Tous ensemble, vraiment ? Les riches et les pauvres ? La droite et
la gauche ? Les firmes et les ONG ? Les damnés de la terre et les
actionnaires ? Tous unis, main dans la main, contre la catastrophe
en cours ?
« La dernière mode à la City, c’est la Norvège ». Une amie est
revenue de Londres, son mari est financier, et elle témoigne :
« Les traders achètent des maisons en Scandinavie, à cause du
réchauffement : c’est là-bas que le climat sera le plus clément,
il parait ». Eux mettent donc le cap au Nord !
A la Silicon Valley, on opte pour l’inverse : cap au Sud ! Parmi
les champions des new-techs, des « futurologues » branchés, ils
sont des centaines à chercher refuge en Nouvelle-Zélande, à
racheter des terres là-bas, des propriétés entières, des fermes
équipées de piste d’atterrissage :
« Il n’y a pas de meilleur endroit pour se mettre à l’abri de
l’apocalypse ».
Le naufrage planétaire, eux comptent bien y échapper. Quitte,
pourquoi pas, à migrer vers Mars, comme l’imaginent les
milliardaires Jeff Bezos (Amazon), Richard Branson (Virgin), Elon
Musk (SpaceX).

NOUS NE SOMMES PAS « TOUS SUR LE MÊME BATEAU ».
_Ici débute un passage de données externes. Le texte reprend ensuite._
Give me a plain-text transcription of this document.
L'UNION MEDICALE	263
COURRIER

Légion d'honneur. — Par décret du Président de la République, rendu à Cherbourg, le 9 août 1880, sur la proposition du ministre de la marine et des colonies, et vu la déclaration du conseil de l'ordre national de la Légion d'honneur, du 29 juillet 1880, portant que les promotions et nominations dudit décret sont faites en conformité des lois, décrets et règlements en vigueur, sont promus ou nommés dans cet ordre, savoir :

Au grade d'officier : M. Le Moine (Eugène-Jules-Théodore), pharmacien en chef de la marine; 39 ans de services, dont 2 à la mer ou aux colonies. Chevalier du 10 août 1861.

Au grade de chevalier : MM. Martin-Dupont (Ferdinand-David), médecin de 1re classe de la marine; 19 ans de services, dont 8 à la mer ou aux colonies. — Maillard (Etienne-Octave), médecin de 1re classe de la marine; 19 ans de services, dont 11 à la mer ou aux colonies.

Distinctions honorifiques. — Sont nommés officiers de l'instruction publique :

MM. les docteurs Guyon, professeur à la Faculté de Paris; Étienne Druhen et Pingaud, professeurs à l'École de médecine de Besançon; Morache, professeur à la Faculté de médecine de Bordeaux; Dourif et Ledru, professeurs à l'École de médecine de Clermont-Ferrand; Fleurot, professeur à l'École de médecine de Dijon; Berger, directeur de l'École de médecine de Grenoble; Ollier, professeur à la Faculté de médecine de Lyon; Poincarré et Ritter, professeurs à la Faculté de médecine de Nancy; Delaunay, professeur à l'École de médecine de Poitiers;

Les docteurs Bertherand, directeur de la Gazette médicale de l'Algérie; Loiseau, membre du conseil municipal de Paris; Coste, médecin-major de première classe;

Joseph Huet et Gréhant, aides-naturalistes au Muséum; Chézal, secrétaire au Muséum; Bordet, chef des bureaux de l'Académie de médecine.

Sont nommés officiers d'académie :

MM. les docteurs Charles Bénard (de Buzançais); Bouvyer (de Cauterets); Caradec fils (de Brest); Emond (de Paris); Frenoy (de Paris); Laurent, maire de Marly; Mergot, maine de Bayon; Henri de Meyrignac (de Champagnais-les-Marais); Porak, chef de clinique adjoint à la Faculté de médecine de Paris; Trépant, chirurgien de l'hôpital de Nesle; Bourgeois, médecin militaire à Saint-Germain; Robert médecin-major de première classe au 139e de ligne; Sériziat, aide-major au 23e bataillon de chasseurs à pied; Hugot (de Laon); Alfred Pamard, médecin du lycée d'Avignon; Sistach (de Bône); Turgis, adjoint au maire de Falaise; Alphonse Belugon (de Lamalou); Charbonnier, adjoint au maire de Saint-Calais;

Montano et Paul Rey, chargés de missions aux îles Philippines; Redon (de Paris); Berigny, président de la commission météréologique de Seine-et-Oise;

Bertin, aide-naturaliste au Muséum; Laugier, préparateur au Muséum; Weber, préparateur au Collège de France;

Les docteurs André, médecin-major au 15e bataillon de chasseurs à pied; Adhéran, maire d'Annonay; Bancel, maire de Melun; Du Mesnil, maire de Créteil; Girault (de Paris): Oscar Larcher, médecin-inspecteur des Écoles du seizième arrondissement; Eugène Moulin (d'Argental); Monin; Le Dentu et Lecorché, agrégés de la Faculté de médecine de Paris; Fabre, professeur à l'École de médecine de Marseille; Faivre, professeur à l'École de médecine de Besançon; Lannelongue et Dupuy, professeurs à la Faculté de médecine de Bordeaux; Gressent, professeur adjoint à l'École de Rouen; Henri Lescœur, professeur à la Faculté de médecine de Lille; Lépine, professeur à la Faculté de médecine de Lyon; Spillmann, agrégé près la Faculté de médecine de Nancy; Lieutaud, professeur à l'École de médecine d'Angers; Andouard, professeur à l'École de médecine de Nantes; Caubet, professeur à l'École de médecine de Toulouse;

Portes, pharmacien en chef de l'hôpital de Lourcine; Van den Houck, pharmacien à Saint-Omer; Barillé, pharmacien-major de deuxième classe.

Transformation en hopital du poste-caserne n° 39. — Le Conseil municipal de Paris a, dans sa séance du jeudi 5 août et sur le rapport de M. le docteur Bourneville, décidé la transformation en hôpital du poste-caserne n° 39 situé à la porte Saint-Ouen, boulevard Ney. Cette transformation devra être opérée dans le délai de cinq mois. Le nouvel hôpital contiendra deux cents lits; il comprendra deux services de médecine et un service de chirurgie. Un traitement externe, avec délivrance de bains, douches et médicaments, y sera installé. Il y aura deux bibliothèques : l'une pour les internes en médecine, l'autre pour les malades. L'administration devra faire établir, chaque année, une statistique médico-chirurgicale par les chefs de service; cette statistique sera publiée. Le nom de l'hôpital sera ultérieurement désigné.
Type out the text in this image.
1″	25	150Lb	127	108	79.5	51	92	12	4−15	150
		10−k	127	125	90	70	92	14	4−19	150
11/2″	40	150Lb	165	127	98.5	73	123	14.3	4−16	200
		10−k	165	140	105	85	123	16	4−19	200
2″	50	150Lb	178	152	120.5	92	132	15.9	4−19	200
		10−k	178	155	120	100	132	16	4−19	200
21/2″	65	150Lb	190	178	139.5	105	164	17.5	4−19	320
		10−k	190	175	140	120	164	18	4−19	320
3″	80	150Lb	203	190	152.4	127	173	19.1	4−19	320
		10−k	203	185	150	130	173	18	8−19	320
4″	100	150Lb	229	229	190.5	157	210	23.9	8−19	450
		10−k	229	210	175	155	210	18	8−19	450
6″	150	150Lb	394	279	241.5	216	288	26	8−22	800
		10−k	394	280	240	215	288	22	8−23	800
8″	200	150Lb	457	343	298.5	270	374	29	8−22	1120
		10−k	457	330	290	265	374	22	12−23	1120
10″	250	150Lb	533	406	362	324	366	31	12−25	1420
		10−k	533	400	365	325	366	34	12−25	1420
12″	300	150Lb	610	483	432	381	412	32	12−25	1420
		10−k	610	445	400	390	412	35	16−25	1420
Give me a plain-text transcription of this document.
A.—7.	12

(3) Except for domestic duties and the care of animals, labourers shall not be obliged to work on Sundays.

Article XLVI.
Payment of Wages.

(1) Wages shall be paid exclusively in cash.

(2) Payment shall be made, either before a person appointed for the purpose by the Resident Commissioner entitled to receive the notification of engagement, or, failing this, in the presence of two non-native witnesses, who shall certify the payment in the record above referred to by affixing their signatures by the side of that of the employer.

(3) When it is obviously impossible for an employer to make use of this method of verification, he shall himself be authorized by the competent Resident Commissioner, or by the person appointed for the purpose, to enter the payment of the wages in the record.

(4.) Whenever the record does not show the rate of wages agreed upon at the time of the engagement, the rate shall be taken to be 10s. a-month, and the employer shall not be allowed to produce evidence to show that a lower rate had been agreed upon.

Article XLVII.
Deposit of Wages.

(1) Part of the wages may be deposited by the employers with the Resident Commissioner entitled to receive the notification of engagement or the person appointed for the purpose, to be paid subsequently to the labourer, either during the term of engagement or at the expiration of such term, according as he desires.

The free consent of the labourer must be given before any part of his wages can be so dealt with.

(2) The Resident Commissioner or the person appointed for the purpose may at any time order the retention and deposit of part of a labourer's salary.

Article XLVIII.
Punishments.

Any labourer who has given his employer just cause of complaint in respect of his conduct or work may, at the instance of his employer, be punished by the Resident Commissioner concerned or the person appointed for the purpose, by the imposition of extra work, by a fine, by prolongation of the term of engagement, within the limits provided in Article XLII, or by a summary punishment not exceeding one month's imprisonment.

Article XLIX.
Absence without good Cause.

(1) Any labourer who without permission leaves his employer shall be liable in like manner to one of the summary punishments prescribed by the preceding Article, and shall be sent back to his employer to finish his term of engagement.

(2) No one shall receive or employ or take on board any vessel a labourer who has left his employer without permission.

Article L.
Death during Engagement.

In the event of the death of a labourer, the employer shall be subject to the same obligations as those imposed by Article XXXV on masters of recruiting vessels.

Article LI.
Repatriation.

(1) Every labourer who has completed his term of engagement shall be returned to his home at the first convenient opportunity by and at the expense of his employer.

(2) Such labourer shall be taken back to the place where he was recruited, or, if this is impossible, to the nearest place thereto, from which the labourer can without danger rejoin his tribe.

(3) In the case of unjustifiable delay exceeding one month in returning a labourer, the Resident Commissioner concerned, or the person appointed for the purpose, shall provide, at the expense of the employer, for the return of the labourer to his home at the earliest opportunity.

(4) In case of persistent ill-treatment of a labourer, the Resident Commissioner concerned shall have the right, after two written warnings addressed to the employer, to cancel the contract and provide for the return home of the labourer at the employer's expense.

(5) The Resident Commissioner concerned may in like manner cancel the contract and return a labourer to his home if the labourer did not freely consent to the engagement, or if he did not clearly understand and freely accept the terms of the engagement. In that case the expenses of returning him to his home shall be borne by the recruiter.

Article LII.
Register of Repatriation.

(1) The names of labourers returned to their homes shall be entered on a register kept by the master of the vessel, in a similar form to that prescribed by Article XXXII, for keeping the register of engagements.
C’est à bord de méga yachts qui consomment 1000L de l’heure qu’eux

naviguent. C’est à bord de jets privés qu’ils passent d’un
continent à l’autre, de leur appartement à Manhattan à leur île
dans le Pacifique. Et même à l’échelle de la France : les 10% les
plus riches émettent 8 fois plus de gaz à effet de serre, 8 fois
plus que les 10% les plus pauvres. Sans compter ces 100 firmes
qui, à elles seules, sont responsables de plus de 70% des
émissions mondiales de gaz carbonique.
« La guerre des classes existe », déclarait le milliardaire
américain Warren Buffet, « c’est un fait, mais c’est la mienne, la
classe des riches, qui mène cette guerre et nous sommes en train
de la remporter ». Mais ça ne vaudrait pas pour l’environnement ?
L’écologie éteindrait l’antique lutte des classes ? Cet impératif,
sauver la planète, nous rassemblerait donc tous, droite et gauche,
riches et pauvres, damnés de la Terre et actionnaires, par-delà
les frontières, tous unis contre la catastrophe en cours ?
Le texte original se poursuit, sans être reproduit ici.